Gradually, a migration of Jews to Rome and Italy began shortly after this time. It is interesting to note that the first generation of Jewish immigrants to Rome came from the large Greek-speaking cities of the Hellenistic region. This is apparent from the inscriptions on the gravestones that have been found in the Jewish catacombs in Rome, all of which --with few exceptions-- are in Greek.

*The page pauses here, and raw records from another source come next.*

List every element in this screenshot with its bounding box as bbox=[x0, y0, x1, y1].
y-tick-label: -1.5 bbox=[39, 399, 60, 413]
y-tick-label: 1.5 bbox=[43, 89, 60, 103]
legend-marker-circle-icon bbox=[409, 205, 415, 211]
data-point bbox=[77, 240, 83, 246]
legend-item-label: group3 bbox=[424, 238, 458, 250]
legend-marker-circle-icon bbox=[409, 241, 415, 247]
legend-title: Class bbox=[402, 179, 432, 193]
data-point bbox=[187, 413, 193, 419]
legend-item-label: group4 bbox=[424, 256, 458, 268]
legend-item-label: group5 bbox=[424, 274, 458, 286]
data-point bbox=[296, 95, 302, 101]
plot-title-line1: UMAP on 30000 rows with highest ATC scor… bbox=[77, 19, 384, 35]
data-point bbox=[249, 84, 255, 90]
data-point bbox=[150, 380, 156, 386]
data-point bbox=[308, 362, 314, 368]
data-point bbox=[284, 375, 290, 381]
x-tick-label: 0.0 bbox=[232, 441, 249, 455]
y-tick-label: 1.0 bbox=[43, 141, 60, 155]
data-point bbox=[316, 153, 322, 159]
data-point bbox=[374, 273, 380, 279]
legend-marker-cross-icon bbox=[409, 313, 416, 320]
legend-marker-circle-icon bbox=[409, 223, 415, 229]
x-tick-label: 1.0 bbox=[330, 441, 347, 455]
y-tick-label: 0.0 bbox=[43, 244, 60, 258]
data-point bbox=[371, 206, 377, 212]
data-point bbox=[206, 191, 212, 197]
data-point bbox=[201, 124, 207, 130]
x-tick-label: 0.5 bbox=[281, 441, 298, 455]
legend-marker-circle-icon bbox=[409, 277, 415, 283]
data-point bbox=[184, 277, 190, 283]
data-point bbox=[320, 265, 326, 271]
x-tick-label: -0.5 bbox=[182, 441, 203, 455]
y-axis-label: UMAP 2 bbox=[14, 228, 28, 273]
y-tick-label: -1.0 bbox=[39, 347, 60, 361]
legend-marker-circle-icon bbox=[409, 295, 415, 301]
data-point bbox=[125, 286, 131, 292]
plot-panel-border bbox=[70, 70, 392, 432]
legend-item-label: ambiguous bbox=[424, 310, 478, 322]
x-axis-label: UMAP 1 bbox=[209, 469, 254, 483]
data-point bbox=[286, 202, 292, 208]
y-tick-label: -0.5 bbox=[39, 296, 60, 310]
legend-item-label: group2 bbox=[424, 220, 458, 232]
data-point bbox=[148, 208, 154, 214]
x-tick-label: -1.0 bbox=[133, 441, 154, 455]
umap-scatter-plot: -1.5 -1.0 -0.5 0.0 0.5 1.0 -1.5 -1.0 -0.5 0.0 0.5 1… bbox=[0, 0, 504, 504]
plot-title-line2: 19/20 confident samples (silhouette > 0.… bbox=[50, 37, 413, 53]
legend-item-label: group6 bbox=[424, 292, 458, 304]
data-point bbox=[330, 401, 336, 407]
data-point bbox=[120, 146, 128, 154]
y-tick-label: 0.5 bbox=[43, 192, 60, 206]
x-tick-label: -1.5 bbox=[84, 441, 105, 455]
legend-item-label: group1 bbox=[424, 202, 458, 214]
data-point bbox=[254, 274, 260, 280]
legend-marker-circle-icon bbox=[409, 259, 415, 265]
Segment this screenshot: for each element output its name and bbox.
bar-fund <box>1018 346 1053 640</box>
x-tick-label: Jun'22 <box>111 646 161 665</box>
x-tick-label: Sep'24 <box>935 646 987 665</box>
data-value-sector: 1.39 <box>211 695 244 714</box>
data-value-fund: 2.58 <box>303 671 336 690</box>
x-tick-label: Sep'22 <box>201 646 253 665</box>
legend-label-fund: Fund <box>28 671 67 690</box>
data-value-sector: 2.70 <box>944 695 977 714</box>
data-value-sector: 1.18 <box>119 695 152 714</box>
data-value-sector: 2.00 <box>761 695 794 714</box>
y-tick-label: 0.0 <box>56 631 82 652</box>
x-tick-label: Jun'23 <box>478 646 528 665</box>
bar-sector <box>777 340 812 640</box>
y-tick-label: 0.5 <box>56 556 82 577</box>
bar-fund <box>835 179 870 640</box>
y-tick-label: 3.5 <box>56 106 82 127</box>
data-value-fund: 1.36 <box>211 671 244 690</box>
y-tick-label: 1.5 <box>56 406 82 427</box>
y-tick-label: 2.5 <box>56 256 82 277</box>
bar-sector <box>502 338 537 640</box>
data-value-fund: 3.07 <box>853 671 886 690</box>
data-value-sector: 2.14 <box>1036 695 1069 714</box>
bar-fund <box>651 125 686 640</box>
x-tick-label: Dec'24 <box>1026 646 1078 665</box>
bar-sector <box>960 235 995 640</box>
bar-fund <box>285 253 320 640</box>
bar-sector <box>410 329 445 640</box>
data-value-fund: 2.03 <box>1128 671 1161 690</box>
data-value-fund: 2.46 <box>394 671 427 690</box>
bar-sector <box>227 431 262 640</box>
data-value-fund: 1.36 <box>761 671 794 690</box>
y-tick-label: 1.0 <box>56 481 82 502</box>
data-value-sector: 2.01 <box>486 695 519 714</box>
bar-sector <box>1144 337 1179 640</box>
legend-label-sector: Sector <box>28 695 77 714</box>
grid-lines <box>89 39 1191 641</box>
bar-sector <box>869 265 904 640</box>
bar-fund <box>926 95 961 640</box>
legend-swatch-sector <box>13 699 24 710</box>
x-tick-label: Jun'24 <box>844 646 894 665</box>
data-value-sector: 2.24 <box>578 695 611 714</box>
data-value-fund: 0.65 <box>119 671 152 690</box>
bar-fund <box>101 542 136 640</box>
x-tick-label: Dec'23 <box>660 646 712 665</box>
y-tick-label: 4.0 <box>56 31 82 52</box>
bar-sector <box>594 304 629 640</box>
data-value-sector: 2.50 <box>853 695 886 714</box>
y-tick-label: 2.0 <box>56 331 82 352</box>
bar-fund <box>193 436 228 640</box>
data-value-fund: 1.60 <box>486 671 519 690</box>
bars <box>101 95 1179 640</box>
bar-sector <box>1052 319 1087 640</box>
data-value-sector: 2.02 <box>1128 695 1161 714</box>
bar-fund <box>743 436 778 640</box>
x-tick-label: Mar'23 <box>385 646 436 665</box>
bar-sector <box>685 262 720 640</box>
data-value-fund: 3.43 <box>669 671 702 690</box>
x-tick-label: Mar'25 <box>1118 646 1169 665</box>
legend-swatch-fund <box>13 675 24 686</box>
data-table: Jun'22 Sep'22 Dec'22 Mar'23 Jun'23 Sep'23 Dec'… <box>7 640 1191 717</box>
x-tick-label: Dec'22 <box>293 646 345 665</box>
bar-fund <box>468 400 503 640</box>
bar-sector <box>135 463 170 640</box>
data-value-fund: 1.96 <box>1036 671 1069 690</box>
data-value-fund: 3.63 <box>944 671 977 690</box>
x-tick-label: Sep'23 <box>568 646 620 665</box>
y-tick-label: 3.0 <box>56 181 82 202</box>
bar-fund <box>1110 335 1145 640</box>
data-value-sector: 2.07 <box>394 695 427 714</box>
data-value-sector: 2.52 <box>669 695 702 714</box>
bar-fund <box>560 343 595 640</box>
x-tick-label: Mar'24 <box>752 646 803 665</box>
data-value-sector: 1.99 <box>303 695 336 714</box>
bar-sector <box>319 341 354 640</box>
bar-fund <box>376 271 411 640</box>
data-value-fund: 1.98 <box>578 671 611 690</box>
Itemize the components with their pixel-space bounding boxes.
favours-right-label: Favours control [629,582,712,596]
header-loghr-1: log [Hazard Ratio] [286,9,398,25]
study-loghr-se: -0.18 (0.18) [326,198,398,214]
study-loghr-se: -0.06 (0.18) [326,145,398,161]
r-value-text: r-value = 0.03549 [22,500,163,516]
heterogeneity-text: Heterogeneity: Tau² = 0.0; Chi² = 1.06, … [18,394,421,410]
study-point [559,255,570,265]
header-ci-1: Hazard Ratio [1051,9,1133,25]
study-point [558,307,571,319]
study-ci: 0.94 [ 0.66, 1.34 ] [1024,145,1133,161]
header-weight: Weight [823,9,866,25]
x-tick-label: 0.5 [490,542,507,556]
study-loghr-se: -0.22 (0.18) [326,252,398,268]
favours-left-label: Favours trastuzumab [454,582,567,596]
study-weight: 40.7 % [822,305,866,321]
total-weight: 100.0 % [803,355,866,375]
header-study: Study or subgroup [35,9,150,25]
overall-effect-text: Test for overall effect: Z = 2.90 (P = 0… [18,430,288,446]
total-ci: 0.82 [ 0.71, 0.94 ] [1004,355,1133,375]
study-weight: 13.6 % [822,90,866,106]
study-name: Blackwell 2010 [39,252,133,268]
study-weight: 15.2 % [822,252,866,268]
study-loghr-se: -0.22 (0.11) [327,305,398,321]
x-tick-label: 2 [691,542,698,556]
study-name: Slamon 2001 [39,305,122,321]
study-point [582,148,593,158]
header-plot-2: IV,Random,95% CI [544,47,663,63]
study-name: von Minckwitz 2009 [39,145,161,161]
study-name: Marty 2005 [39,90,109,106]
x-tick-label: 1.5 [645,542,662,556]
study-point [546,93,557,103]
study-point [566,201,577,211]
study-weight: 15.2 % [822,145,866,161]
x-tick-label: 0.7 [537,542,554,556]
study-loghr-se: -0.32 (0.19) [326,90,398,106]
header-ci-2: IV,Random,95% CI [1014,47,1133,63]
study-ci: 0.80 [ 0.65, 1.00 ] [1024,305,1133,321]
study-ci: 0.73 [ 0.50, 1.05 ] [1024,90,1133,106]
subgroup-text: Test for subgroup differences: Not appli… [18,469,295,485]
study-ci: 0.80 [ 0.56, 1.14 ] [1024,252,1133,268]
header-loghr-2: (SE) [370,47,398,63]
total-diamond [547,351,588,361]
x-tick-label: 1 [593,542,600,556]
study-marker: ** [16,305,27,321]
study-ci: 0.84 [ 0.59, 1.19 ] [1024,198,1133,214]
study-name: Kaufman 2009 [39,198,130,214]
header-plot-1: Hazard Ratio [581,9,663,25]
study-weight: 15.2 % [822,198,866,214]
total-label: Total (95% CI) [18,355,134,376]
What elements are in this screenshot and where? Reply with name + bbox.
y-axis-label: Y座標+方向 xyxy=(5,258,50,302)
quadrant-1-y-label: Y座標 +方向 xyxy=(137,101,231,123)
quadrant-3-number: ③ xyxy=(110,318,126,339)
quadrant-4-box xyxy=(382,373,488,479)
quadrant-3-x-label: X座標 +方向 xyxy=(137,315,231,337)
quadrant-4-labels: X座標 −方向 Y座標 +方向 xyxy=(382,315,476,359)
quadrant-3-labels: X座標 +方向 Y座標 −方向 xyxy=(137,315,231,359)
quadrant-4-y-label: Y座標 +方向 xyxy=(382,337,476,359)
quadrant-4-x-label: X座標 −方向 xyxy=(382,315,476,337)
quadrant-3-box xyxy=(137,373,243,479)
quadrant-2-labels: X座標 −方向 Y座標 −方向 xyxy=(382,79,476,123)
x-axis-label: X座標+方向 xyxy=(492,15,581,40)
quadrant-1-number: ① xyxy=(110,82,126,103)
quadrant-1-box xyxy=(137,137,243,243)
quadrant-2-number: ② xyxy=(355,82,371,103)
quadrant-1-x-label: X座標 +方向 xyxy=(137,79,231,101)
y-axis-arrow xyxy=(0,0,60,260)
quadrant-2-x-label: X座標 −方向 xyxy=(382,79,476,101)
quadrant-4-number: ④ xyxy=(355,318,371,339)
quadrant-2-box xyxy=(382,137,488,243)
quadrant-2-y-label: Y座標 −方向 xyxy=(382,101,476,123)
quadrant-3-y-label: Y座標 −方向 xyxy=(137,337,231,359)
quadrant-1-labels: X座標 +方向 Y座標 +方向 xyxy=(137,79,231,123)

As Rome extended its control over other parts of Europe beyond the Alps and the Pyrenees, we find that Jews moved together with the Roman conquests. Evidently merchants were encouraged to follow in the train of the armies to provide the soldiers with goods that they could not get in the forests and river valleys of Gallia and Germania. In the course of time every Roman military camp, called Colonia in Latin, attracted a civilian population and cities began to rise in what were military encampments. The great German city of Köln on The Rhine, called Cologne in French and English, was originally a Roman military encampment called Colonia Agrippinensis. A Jewish community was well established in Cologne sometime before 50 B.C.E.
Well before the beginning of the Common Era there were Jewish communities established in all parts of the Roman Empire. This included the Greek cities in the eastern Mediterranean and Aegean areas, the Greek and Roman cities in all of North Africa, the Iberian Peninsula, including Spain and Lusitania (Portugal), as well as all of western Europe, including Britain. Incidentally, there is evidence that the Jews in Spain had been there for centuries before the Roman conquest. The Jewish name of Spain is Sefarad. The Jews are the only people who refer to Spain as Sefarad; everyone else calls the land Espania. And Sefarad is a very ancient designation for a part of the country which has been preserved only by its Jewish inhabitants from remote antiquity.